On the other hand, the music is… not as terrific. There are only a handful of tracks and they’re generic at best. While light and bubbly to match the atmosphere, they are short jingles and highly repetitive. Each day will have a different song, but the variety is lacking and you’ll notice them repeating over and over again. Most people will likely turn down the music only a few hours into the game.

I think we have fleas…

Someone needs to buy Advocate Flea, Heartworm and Tick control because there are way too many bugs in To The Rescue!. Playing version 1.0.7 on Windows 11, glitches like dogs phasing out of their kennels, getting stuck on doors, losing items underneath the environment, and tools not being able to be put down were mildly frustrating to deal with.

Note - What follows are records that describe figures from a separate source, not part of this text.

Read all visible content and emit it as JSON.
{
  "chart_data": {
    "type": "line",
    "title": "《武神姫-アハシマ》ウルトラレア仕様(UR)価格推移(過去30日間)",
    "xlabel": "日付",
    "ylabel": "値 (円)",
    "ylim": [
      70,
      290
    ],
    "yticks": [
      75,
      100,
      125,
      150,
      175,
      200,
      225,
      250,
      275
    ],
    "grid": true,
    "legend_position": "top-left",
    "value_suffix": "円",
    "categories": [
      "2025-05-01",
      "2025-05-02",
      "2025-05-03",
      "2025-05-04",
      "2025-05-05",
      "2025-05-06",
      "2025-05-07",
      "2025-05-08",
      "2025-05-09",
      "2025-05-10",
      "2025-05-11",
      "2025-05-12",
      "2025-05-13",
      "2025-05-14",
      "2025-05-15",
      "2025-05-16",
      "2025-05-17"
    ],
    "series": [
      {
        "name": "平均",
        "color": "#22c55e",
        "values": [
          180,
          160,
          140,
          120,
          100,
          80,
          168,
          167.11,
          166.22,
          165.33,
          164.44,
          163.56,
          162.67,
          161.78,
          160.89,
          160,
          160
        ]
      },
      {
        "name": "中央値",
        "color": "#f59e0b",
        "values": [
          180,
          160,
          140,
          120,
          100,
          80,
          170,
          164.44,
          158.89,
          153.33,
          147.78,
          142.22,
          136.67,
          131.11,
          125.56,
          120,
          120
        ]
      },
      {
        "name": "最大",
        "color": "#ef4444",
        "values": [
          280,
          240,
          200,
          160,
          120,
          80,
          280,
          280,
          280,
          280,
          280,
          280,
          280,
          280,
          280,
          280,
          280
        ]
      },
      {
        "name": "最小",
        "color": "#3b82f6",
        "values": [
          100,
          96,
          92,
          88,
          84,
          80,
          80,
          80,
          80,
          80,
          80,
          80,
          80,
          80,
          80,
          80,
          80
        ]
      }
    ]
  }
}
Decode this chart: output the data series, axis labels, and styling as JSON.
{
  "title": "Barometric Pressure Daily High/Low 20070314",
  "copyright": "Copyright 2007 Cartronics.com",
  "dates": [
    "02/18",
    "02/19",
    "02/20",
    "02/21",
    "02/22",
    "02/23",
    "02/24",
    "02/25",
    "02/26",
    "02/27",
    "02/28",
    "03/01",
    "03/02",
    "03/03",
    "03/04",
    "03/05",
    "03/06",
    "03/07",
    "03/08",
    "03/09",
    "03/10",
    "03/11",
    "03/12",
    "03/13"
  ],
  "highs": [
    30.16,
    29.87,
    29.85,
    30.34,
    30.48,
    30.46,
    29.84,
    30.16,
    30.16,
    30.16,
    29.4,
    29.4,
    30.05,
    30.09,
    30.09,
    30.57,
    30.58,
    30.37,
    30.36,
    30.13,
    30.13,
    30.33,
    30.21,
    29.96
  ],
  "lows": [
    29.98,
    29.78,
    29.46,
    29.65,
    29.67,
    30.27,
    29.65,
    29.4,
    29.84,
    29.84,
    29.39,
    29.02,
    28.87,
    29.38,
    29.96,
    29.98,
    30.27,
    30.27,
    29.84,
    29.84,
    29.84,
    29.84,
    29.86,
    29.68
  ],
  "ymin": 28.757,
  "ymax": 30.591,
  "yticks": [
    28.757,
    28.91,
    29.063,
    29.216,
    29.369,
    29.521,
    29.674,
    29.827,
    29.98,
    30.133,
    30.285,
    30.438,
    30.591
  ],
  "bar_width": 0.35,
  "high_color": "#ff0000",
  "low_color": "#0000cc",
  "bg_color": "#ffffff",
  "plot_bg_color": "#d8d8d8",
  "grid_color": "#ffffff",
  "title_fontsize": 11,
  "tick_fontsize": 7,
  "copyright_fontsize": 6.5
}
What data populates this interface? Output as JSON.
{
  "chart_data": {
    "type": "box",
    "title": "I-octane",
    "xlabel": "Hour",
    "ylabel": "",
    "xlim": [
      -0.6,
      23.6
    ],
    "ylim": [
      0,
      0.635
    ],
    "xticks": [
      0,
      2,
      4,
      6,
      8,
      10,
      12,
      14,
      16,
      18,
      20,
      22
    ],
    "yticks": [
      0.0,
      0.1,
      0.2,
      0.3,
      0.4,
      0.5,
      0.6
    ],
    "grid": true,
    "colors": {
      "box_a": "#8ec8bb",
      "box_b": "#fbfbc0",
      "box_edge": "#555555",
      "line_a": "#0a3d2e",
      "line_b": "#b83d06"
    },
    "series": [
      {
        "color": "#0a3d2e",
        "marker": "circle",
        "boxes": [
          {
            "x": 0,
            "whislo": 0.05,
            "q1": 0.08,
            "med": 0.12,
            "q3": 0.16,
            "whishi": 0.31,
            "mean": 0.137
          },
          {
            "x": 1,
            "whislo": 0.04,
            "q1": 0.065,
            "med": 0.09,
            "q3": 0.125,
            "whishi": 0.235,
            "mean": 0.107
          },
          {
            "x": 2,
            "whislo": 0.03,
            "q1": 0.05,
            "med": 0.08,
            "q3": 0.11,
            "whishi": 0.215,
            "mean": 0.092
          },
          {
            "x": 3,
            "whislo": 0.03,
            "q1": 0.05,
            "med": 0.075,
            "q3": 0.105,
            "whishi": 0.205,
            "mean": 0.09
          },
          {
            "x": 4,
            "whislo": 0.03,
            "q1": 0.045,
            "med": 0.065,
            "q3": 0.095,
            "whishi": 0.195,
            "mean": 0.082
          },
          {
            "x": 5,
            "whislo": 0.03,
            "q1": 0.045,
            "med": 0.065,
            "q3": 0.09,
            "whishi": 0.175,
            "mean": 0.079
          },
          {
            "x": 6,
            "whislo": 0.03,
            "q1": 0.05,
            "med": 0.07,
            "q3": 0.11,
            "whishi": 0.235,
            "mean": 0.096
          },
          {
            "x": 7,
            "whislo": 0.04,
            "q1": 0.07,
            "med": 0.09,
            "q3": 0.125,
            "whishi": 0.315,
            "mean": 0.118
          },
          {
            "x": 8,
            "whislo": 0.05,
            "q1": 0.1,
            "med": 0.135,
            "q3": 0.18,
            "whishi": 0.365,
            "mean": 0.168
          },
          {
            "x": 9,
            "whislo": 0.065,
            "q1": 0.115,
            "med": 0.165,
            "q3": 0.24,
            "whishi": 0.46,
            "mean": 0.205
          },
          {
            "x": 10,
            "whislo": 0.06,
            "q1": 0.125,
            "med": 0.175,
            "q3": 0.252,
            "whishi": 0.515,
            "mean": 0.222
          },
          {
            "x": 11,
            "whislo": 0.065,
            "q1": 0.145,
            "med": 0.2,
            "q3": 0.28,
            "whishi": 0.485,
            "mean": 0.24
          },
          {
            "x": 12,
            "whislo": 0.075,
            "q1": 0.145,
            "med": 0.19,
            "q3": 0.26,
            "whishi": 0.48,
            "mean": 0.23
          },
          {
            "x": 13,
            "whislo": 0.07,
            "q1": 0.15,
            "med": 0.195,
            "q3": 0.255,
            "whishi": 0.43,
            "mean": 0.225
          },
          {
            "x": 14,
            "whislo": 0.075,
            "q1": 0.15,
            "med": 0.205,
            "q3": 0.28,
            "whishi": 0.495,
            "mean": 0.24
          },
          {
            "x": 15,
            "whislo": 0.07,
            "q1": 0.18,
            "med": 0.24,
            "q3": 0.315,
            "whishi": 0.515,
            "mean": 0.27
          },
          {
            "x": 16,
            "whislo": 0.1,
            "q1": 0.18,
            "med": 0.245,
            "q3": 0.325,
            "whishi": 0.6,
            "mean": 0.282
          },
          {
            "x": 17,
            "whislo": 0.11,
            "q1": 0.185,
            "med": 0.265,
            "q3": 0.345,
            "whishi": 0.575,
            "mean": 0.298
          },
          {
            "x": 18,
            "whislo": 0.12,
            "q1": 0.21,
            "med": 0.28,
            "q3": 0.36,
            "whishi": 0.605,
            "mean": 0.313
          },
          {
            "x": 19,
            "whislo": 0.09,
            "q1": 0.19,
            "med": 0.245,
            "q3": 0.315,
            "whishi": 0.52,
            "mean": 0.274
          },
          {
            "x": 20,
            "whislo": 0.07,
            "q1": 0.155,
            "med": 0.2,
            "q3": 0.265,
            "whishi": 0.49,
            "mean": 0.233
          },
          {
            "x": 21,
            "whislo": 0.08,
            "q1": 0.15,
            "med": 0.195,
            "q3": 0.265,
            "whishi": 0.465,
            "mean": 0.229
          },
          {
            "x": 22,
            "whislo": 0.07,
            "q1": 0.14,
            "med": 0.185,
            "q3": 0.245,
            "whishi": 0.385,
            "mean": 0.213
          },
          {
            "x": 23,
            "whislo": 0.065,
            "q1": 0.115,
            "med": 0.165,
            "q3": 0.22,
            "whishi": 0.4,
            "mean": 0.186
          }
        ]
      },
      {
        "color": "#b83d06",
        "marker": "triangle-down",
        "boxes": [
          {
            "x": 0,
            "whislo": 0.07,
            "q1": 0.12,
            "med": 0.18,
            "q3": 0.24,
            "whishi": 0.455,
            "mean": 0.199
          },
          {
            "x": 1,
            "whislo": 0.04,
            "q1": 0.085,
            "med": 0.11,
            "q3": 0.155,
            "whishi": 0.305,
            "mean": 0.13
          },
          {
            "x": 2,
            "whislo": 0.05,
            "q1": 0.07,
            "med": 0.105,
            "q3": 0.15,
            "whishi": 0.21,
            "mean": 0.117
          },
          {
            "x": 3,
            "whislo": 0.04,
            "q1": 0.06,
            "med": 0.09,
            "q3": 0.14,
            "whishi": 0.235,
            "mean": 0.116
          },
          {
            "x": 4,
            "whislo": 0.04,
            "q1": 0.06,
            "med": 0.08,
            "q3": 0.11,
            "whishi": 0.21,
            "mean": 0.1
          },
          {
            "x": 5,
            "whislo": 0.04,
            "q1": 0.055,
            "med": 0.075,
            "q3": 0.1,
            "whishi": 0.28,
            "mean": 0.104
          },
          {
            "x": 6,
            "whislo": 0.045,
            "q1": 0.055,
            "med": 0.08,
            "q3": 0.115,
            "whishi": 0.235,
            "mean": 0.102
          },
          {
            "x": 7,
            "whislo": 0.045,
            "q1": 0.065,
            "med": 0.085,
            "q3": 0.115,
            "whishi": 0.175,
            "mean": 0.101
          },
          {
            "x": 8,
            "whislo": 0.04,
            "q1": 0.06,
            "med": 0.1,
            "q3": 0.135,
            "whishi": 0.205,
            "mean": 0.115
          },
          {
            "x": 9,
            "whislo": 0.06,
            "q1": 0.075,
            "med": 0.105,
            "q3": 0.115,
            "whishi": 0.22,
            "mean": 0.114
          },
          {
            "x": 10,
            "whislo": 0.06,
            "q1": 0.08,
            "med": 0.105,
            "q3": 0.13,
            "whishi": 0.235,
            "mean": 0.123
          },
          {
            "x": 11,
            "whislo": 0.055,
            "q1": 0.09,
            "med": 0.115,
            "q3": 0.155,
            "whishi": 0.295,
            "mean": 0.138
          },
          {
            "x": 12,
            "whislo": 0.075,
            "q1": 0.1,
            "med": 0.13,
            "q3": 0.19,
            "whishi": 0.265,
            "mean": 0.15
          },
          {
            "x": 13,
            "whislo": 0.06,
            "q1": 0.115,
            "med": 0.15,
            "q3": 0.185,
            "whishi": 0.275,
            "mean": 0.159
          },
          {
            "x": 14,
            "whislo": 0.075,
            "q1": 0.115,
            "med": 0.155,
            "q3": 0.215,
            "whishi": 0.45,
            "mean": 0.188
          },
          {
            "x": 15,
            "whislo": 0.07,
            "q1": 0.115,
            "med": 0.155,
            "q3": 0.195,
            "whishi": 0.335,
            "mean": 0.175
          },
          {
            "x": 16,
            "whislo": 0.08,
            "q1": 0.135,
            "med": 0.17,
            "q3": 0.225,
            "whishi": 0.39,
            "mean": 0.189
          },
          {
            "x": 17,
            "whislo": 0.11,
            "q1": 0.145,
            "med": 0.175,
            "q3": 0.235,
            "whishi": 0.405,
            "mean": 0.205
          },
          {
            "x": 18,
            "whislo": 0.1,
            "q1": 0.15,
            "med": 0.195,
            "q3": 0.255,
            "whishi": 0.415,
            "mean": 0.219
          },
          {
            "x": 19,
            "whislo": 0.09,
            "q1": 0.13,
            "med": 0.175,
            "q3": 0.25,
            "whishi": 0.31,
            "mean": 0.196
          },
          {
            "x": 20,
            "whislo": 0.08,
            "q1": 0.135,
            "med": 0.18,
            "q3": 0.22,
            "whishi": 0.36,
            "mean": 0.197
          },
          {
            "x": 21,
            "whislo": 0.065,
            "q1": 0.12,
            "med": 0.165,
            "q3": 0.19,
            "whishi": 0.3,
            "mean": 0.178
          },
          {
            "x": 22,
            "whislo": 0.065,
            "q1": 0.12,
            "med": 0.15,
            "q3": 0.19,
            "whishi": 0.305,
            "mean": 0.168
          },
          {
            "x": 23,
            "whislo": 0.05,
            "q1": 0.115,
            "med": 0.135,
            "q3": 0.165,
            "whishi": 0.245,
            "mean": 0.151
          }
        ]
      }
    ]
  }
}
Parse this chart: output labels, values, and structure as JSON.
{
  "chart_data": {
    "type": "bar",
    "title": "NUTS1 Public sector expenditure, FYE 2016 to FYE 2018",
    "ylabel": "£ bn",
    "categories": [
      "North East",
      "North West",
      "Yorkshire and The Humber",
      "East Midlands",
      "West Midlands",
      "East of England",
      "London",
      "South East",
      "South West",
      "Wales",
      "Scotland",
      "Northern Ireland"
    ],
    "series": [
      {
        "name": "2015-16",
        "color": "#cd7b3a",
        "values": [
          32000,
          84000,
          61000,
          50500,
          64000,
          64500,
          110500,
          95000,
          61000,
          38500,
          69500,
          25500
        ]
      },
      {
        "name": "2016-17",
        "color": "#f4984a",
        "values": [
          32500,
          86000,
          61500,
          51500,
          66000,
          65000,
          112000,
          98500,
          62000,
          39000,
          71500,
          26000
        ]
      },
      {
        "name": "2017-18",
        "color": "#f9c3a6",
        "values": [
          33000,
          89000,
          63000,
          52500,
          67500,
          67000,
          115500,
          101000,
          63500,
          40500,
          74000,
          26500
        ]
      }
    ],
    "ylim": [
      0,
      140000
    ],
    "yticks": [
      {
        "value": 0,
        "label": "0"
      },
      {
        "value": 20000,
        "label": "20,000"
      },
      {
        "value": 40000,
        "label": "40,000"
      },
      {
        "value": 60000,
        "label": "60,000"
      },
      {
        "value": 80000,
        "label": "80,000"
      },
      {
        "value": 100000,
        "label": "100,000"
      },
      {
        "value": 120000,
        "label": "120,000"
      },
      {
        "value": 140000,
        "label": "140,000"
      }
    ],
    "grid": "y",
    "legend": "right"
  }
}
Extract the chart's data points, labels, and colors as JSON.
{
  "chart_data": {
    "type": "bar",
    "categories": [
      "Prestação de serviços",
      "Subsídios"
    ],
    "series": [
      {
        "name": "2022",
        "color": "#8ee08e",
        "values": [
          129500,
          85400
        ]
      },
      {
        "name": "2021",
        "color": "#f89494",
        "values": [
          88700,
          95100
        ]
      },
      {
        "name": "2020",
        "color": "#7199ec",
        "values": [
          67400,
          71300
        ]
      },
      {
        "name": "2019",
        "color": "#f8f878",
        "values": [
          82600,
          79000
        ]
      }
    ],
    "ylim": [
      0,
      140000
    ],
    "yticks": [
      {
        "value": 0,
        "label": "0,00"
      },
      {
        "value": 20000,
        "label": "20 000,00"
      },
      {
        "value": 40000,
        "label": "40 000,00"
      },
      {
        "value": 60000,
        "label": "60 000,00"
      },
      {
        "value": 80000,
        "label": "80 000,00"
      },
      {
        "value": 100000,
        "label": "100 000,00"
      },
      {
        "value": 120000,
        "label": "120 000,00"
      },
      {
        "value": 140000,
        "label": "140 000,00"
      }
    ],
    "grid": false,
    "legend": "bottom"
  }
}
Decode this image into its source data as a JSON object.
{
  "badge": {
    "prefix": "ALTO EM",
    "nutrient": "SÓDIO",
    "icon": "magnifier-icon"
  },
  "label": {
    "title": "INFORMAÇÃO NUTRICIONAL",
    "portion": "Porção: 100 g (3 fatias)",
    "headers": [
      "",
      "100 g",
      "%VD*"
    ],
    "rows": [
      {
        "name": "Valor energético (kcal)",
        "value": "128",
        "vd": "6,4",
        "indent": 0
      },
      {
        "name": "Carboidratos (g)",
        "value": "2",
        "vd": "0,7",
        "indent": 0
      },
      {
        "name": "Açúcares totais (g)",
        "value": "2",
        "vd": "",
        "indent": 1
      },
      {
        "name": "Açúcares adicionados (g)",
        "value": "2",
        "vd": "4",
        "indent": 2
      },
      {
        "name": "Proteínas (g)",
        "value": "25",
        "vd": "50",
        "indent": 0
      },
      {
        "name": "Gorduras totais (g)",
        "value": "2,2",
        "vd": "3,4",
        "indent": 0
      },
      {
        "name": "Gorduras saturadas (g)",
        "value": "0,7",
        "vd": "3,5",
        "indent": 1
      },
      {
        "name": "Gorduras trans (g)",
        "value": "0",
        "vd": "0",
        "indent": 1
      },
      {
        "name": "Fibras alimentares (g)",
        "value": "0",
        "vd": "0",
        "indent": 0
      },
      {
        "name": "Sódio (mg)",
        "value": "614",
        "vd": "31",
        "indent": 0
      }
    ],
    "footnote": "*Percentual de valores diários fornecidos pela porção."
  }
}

Regrettably, it doesn’t end there. There were severe game-breaking issues, such as getting stuck in the adoption scene or dialogue boxes and being unable to select dogs. Another included my main story save becoming a stuttering mess after a few hours of play, skipping nearly every five or so seconds. The only fix was to start a new game and I did not figure out the root of the stuttering.

Throughout our pre-release review, there have already been a few patches that fixed issues with audio and resolution. Still, there is oddly enough some issues with changing these options and the window mode. There isn’t even support for QHD monitors. I’m hoping that given the passion and goals Little Rock Games has for To The Rescue!, they’ll do their darndest to amend these concerns as soon as possible.

Update: We’ve been informed that many of the bugs we experienced have been fixed for launch.




  • Cute style with lots of dogs to find forever homes for
  • Shelter management can be strategic or casual fun


  • Tricky controls and interface
  • Game-breaking bugs and performance issues
  • Music is too repetitive
  • Pacing is a little off

To The Rescue! delivers a meaningful message about animal welfare in a family-friendly package. An inoffensive tycoon game full of cute dogs and happy moments makes running a dog shelter a cheerful task. Yet, that task becomes painstakingly frustrating with a poor interface, micromanaging dozens of pups with a limited inventory and clumsy controls. It doesn’t help that there are many, many glitches and game-breaking bugs. Little Rock Games might be biting off more than they can chew with To The Rescue!.